Curiosità Abitudinario. Ascolta la stessa musica di quando aveva 15 anni, tutte le domeniche mangia l’arrosto con la sua famiglia • Segue il calcio. Tiene per il Tottenham (Inghilterra), il Linfield (Irlanda del Nord) e i Rangers (Scozia) • «Mi piace moltissimo viaggiare in treno, dormire in treno, per quanto a volte un po’ scomodo, guardare fuori dal finestrino» • Quando era giovane scrisse un’autobiografia dal titolo Beginning (1989) • «Sono molto orgoglioso perché quando i giovani mi fermano per strada non citano solo Harry Potter, ma anche l’Enrico V» • Dice di sentirsi pienamente irlandese. «Non credo si possa tirare Belfast fuori da un ragazzo» • Di Poirot ama la rigorosa posizione morale. «Per lui c’è il giusto e lo sbagliato, e in mezzo niente» • «Credo nel potere della parola scritta.

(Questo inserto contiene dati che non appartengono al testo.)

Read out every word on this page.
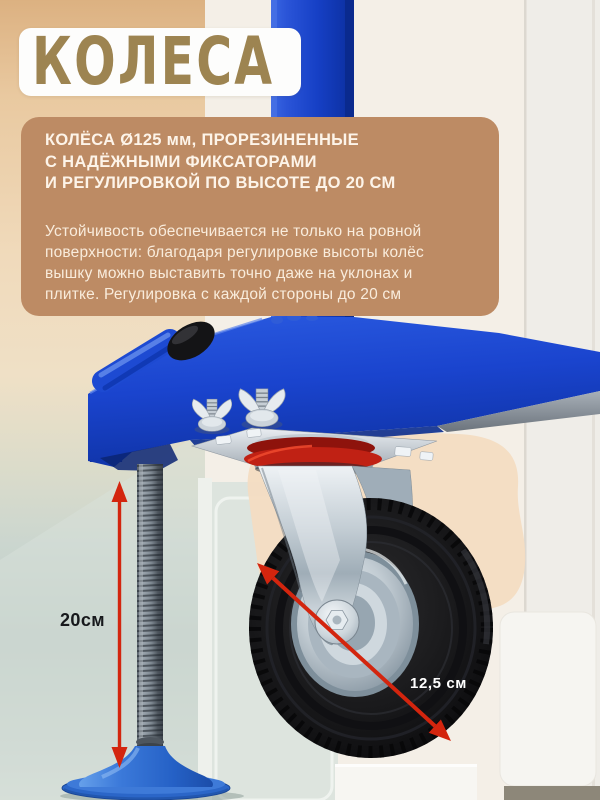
КОЛЕСА
КОЛЁСА Ø125 мм, ПРОРЕЗИНЕННЫЕ
С НАДЁЖНЫМИ ФИКСАТОРАМИ
И РЕГУЛИРОВКОЙ ПО ВЫСОТЕ ДО 20 СМ
Устойчивость обеспечивается не только на ровной
поверхности: благодаря регулировке высоты колёс
вышку можно выставить точно даже на уклонах и
плитке. Регулировка с каждой стороны до 20 см
20см
12,5 см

Resta il modo migliore per stimolare l’immaginazione. Per farle prendere il volo» • «L’emozione erotica che può dare un film è sempre in quello che non ti fa vedere» • Cosa pensa delle “teorie della cospirazione” intorno a Shakespeare? Che fosse solo un prestanome e così via? «Non ci credo. Son tutte cretinate».
Titoli di coda Guai a chiedergli qualcosa, sui suoi programmi futuri: «Con la mia superstizione irlandese, so che niente è sicuro a questo mondo. Dare qualsiasi cosa per scontata è la peggiore forma di auto-fregatura» (Morgoglione).